The other day I Googled "Joss Whedon" and "lawn mower," just for the hell of it, to see how thorough the search engine really is. Up popped 964,000 results. Turns out he has mentioned yard maintenance quite a bit, especially the pitfalls of trying to film in a residential neighborhood over the din of grass-cutting. Before Google, we would've had no way of finding every single mention of Whedon and lawn mowers on the Internet, if you can imagine such a dystopia. So, thank you, Google, for doing what your patented algorithms do best.
You might be asking yourself: Where is this going? Simply put, wunderkind producer and writer Joss Whedon is like Google: He came out of the gate strong and has been coasting on his good name ever since, despite the fact that his output is becoming suckier and suckier. Google+? Google Wallet? Google Offers? All of these things are examples of Google following and no longer leading after it got power-hungry. Whedon is no different. Buffy The Vampire Slayer was of course amazing. Then came Angel — also awesome. Firefly was next, which has a rabid cult following but really doesn't deserve it. Ditto Serenity. Then came Dollhouse, a show so caught up in its own byzantine high concept that plot, character, and heart were all left on the cutting-room floor. Something was missing.
Both Google and Whedon have jumped the shark and gotten further away from their original strength: Connection. What made Buffy and Angel great, other than monsters, was that they were comprised of "Scooby gangs": ragtag pals who banded together against a common foe. "Don't be evil," Buffy said. We liked the characters so much that plot really was secondary; they were our friends, too, and popping in DVDs of those shows now is like going to your high school reunion.
Whedon's latest show on ABC couldn't be further from that formula. Agents of S.H.I.E.L.D. (full name: Marvel's Agents of S.H.I.E.L.D., Marvel apparently following Tyler Perry's lead), which stands for Strategic Homeland Intervention, Enforcement, and Logistics Division, is a sort of X-Files for covert cases involving superhuman targets. At least I think so. So far the only show to have any sort of superhero mojo was the pilot, which starred Angel actor J. August Richards as a dude who could jump really high.

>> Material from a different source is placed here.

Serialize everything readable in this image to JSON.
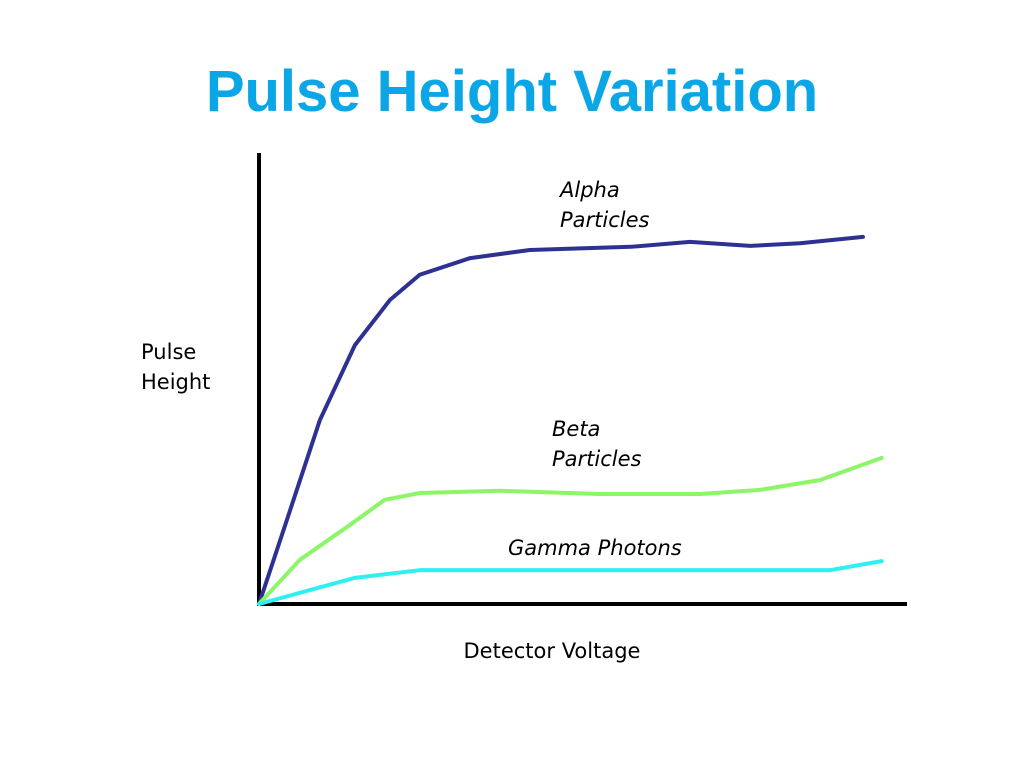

The agent characters are all cookie-cutter Whedon types who have zero chemistry with one another. There's the plucky pair of scientists from Great Britain, the James Bondish leader guy, the boring one, and the hot chick. The actress playing the "hot chick," Chloe Bennet, used to be a cheeseball pop singer in China, back when her name was Chloe Wang and her boobs were decidedly smaller. She's actually the only member of the ensemble who has charisma. Too bad she wasn't paired with The Avengers' answer to Xander and Willow instead.
There're also two major things missing from the show: good villains and the sort of humor that Whedon hangs his ironic baseball hat on.
Whedon's pesky race problem also crops up on S.H.I.E.L.D. In his world, any time a character isn't white, they have to have some sort of chip on their shoulder; Richards' character Gunn on Angel came from the mean streets of gang-ridden L.A. and he was lookin' for the monsters that claimed his sister. On S.H.I.E.L.D. we have the character of Melinda May, played by Ming-Na Wen, who is shell-shocked from combat, xenophobic, and a loner, making her wholly dull and unlikable.
The crew of agents flies across the world in their airplane command center, the interior shots of which make it look the size of Hearst Castle, despite ridiculous exterior shots of the thing landing and appearing to be a little bit bigger than a seaplane. Dude can't get flying machines right. His ship Serenity looked like a dorky metallic potato bug.
Herein lies the main problem with Joss Whedon: He's drunk on technology. The more he veers plotwise into sophisticated memory insertion devices, international computer systems, and nerdy charts that glow like holograms in front of his token brainiacs, the further away he gets from the Scooby formula. He's become the Google Glass of television producers. The weakest plot in Buffy involved "Adam," a part-monster, part-robot created in some nefarious underground government lab. Sadly, that lame storyline turned out to be a portent of things to come.